Nicolas ne répondit pas. Il laissait Bourdeau mener l’interrogatoire. Il lui devait bien cela, et il n’était pas mécontent d’être à même de réfléchir sans avoir à intervenir.

— Pourquoi nous avoir dissimulé ce détail avec autant de constance ?

— C’était le secret des Lardin et j’avais donné ma parole.

— Savez-vous, monsieur, si le commissaire Lardin connaissait votre intelligence de ce passage secret ?

— Certes pas.

— À quelle heure êtes-vous ressorti, et par quelle voie ?

— Vers six heures, comme je l’ai déjà dit à Nicolas, et par la porte d’entrée.

— Ne risquiez-vous pas, restant si tard au logis, d’être surpris par le mari ? Avez-vous rapporté à Mme Lardin la querelle du commissaire avec Descart au Dauphin couronné ?

— Elle m’avait assuré qu’il ne rentrerait pas de la nuit et qu’elle avait, par mesure de précaution, tiré les verrous intérieurs du caveau et de la porte d’entrée.

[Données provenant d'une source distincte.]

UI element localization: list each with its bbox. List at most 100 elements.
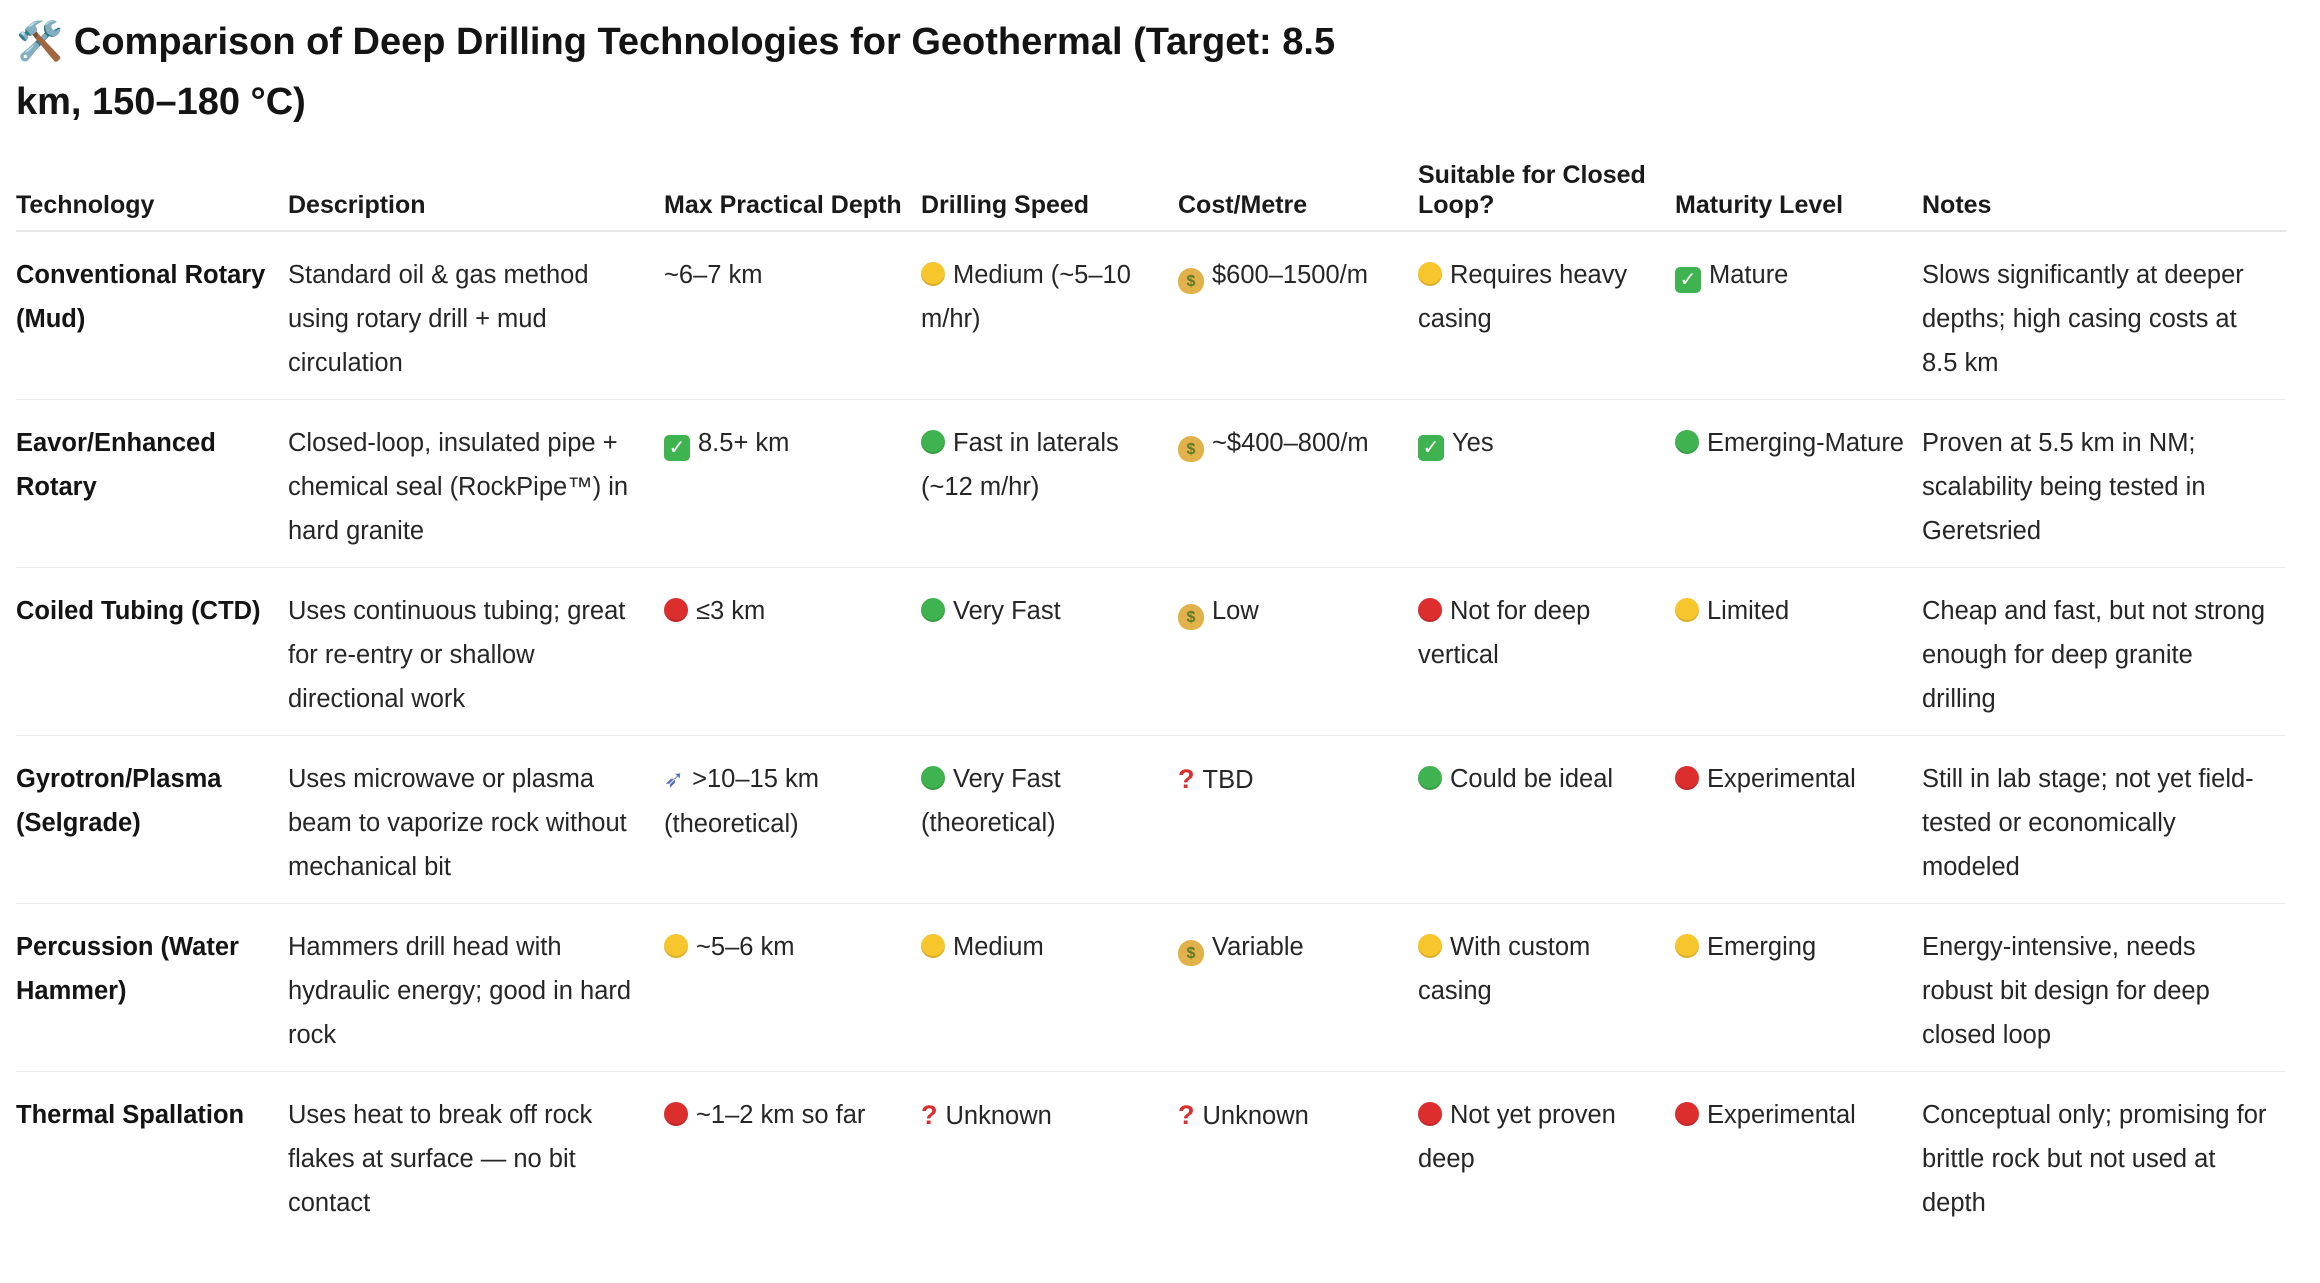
cell-drilling-speed: Very Fast (theoretical): [921, 735, 1178, 904]
cell-description: Uses continuous tubing; great for re-ent…: [288, 567, 664, 736]
cell-description: Closed-loop, insulated pipe + chemical s…: [288, 399, 664, 568]
cell-drilling-speed-text: Fast in laterals (~12 m/hr): [921, 429, 1119, 501]
yellow-circle-icon: [664, 934, 688, 958]
cell-maturity-text: Emerging: [1707, 933, 1817, 961]
table-row: Thermal Spallation Uses heat to break off…: [16, 1072, 2286, 1240]
cell-maturity-text: Experimental: [1707, 765, 1856, 793]
table-row: Gyrotron/Plasma (Selgrade) Uses microwave…: [16, 735, 2286, 904]
cell-drilling-speed: Fast in laterals (~12 m/hr): [921, 399, 1178, 568]
cell-drilling-speed-text: Medium: [953, 933, 1044, 961]
table-body: Conventional Rotary (Mud) Standard oil & …: [16, 231, 2286, 1239]
red-circle-icon: [664, 1102, 688, 1126]
cell-description: Uses heat to break off rock flakes at su…: [288, 1101, 593, 1217]
question-mark-icon: ?: [1178, 1100, 1195, 1130]
green-circle-icon: [921, 598, 945, 622]
check-mark-icon: ✓: [664, 435, 690, 461]
red-circle-icon: [1418, 598, 1442, 622]
green-circle-icon: [1675, 430, 1699, 454]
cell-drilling-speed: ? Unknown: [921, 1072, 1178, 1240]
column-header-technology: Technology: [16, 160, 288, 232]
column-header-description: Description: [288, 160, 664, 232]
cell-closed-loop-text: With custom casing: [1418, 933, 1591, 1005]
cell-technology: Eavor/Enhanced Rotary: [16, 399, 288, 568]
cell-max-depth: ➶ >10–15 km (theoretical): [664, 735, 921, 904]
yellow-circle-icon: [1418, 262, 1442, 286]
column-header-closed-loop: Suitable for Closed Loop?: [1418, 160, 1675, 232]
red-circle-icon: [664, 598, 688, 622]
cell-drilling-speed: Medium: [921, 903, 1178, 1072]
cell-notes: Proven at 5.5 km in NM; scalability bein…: [1922, 399, 2286, 568]
cell-closed-loop-text: Could be ideal: [1450, 765, 1614, 793]
green-circle-icon: [921, 430, 945, 454]
cell-cost: $ ~$400–800/m: [1178, 399, 1418, 568]
money-bag-icon: $: [1178, 940, 1204, 966]
cell-cost-text: Unknown: [1202, 1102, 1309, 1130]
cell-maturity-text: Experimental: [1707, 1101, 1856, 1129]
cell-drilling-speed: Very Fast: [921, 567, 1178, 736]
cell-notes: Slows significantly at deeper depths; hi…: [1922, 231, 2286, 400]
cell-cost-text: TBD: [1202, 766, 1254, 794]
cell-drilling-speed-text: Very Fast: [953, 597, 1061, 625]
cell-max-depth: ~6–7 km: [664, 231, 921, 400]
cell-max-depth-text: ~1–2 km so far: [696, 1101, 866, 1129]
cell-cost: $ Variable: [1178, 903, 1418, 1072]
cell-max-depth: ~1–2 km so far: [664, 1072, 921, 1240]
check-mark-icon: ✓: [1675, 267, 1701, 293]
cell-maturity: Limited: [1675, 567, 1922, 736]
cell-max-depth-text: 8.5+ km: [698, 429, 790, 457]
table-header-row: Technology Description Max Practical Dep…: [16, 160, 2286, 232]
rocket-icon: ➶: [664, 766, 685, 793]
cell-drilling-speed-text: Medium (~5–10 m/hr): [921, 261, 1131, 333]
red-circle-icon: [1675, 766, 1699, 790]
cell-cost: $ Low: [1178, 567, 1418, 736]
comparison-table: Technology Description Max Practical Dep…: [16, 160, 2286, 1239]
check-mark-icon: ✓: [1418, 435, 1444, 461]
cell-description: Uses microwave or plasma beam to vaporiz…: [288, 735, 664, 904]
cell-maturity: Experimental: [1675, 735, 1922, 904]
table-row: Percussion (Water Hammer) Hammers drill h…: [16, 903, 2286, 1072]
cell-closed-loop-text: Yes: [1452, 429, 1494, 457]
cell-closed-loop-text: Requires heavy casing: [1418, 261, 1628, 333]
cell-maturity: Experimental: [1675, 1072, 1922, 1240]
cell-technology: Gyrotron/Plasma (Selgrade): [16, 735, 288, 904]
cell-cost-text: Low: [1212, 597, 1259, 625]
cell-closed-loop: With custom casing: [1418, 903, 1675, 1072]
page-title: 🛠️ Comparison of Deep Drilling Technolog…: [16, 21, 1336, 123]
cell-cost: ? TBD: [1178, 735, 1418, 904]
cell-maturity: Emerging: [1675, 903, 1922, 1072]
cell-closed-loop: Requires heavy casing: [1418, 231, 1675, 400]
red-circle-icon: [1418, 1102, 1442, 1126]
cell-max-depth-text: ~6–7 km: [664, 261, 763, 289]
cell-closed-loop-text: Not for deep vertical: [1418, 597, 1591, 669]
cell-closed-loop-text: Not yet proven deep: [1418, 1101, 1616, 1173]
table-row: Coiled Tubing (CTD) Uses continuous tubin…: [16, 567, 2286, 736]
cell-notes: Conceptual only; promising for brittle r…: [1922, 1101, 2267, 1217]
money-bag-icon: $: [1178, 436, 1204, 462]
column-header-notes: Notes: [1922, 160, 2286, 232]
cell-technology: Conventional Rotary (Mud): [16, 231, 288, 400]
cell-closed-loop: Could be ideal: [1418, 735, 1675, 904]
red-circle-icon: [1675, 1102, 1699, 1126]
column-header-max-depth: Max Practical Depth: [664, 160, 921, 232]
green-circle-icon: [921, 766, 945, 790]
table-row: Conventional Rotary (Mud) Standard oil & …: [16, 231, 2286, 400]
cell-cost-text: ~$400–800/m: [1212, 429, 1369, 457]
cell-maturity: Emerging-Mature: [1675, 399, 1922, 568]
cell-max-depth: ≤3 km: [664, 567, 921, 736]
cell-description: Hammers drill head with hydraulic energy…: [288, 903, 664, 1072]
cell-cost: ? Unknown: [1178, 1072, 1418, 1240]
yellow-circle-icon: [1418, 934, 1442, 958]
green-circle-icon: [1418, 766, 1442, 790]
cell-maturity-text: Limited: [1707, 597, 1790, 625]
column-header-cost: Cost/Metre: [1178, 160, 1418, 232]
yellow-circle-icon: [1675, 934, 1699, 958]
money-bag-icon: $: [1178, 268, 1204, 294]
cell-drilling-speed: Medium (~5–10 m/hr): [921, 231, 1178, 400]
cell-description: Standard oil & gas method using rotary d…: [288, 231, 664, 400]
cell-closed-loop: Not for deep vertical: [1418, 567, 1675, 736]
yellow-circle-icon: [921, 262, 945, 286]
cell-maturity: ✓ Mature: [1675, 231, 1922, 400]
cell-max-depth-text: >10–15 km (theoretical): [664, 765, 819, 838]
cell-drilling-speed-text: Very Fast (theoretical): [921, 765, 1061, 837]
cell-cost-text: $600–1500/m: [1212, 261, 1368, 289]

Ainsi Lardin, survenant à l’improviste, devait-il nécessairement être contraint à user du heurtoir pour se faire ouvrir. Elle avait même prévu de justifier cette précaution inhabituelle par sa crainte de voir surgir des groupes de masques excités. Certains poursuivent parfois leurs mauvaises farces jusqu’à l’intérieur des demeures.

— Mais pourquoi bloquer le passage du caveau ? Il était peu vraisemblable et même quasi impensable que les masques surgissent par cette issue réputée secrète. Son mari lui en aurait fait la remarque.

— C’est vraiment peu connaître les femmes que de poser la question. Son idée n’était pas d’imaginer l’incongruité de l’arrivée des masques par le caveau. Les portes fermées — et, assurément, elles l’étaient — lui donnaient un sentiment de sécurité. Je ne crois pas nécessaire de relever des contradictions qu’elle ne ressentait pas elle-même. Et puis, je vous rappelle, dussé-je être peu galant, qu’elle avait à ce moment-là d’autres, disons, pensées en tête... Mille regrets, j’interromps ce suave entretien, voilà Phoebus qui me vient visiter.

Semacgus se précipita vers la fenêtre et y colla son visage. Un rayon de soleil frappait la muraille à cet endroit et il le laissa jouer sur lui avec volupté.

— C’est le seul moment de soleil, expliqua-t-il. J’en profite pour soigner mes feux volants. Il me faudrait un repère. Quelle heure est-il ? On m’a pris ma montre au greffe et le soleil est trop fugitif pour dresser un cadran utilisable.

Nicolas se rappellerait plus tard avoir agi comme un automate, poussé par une irrépressible impulsion. Il fouilla fébrilement dans sa poche d’habit et en tira le paquet des objets trouvés sur Rapace. Il en sortit la petite montre en laiton et, sous le regard intrigué de Bourdeau, il la tendit sans un mot à Semacgus. À peine celui-ci l’avait-il reçue qu’il poussa un cri et se jeta sur Nicolas qu’il saisit par les épaules.

— Où avez-vous trouvé cette montre ? Je vous en supplie, dites-le-moi.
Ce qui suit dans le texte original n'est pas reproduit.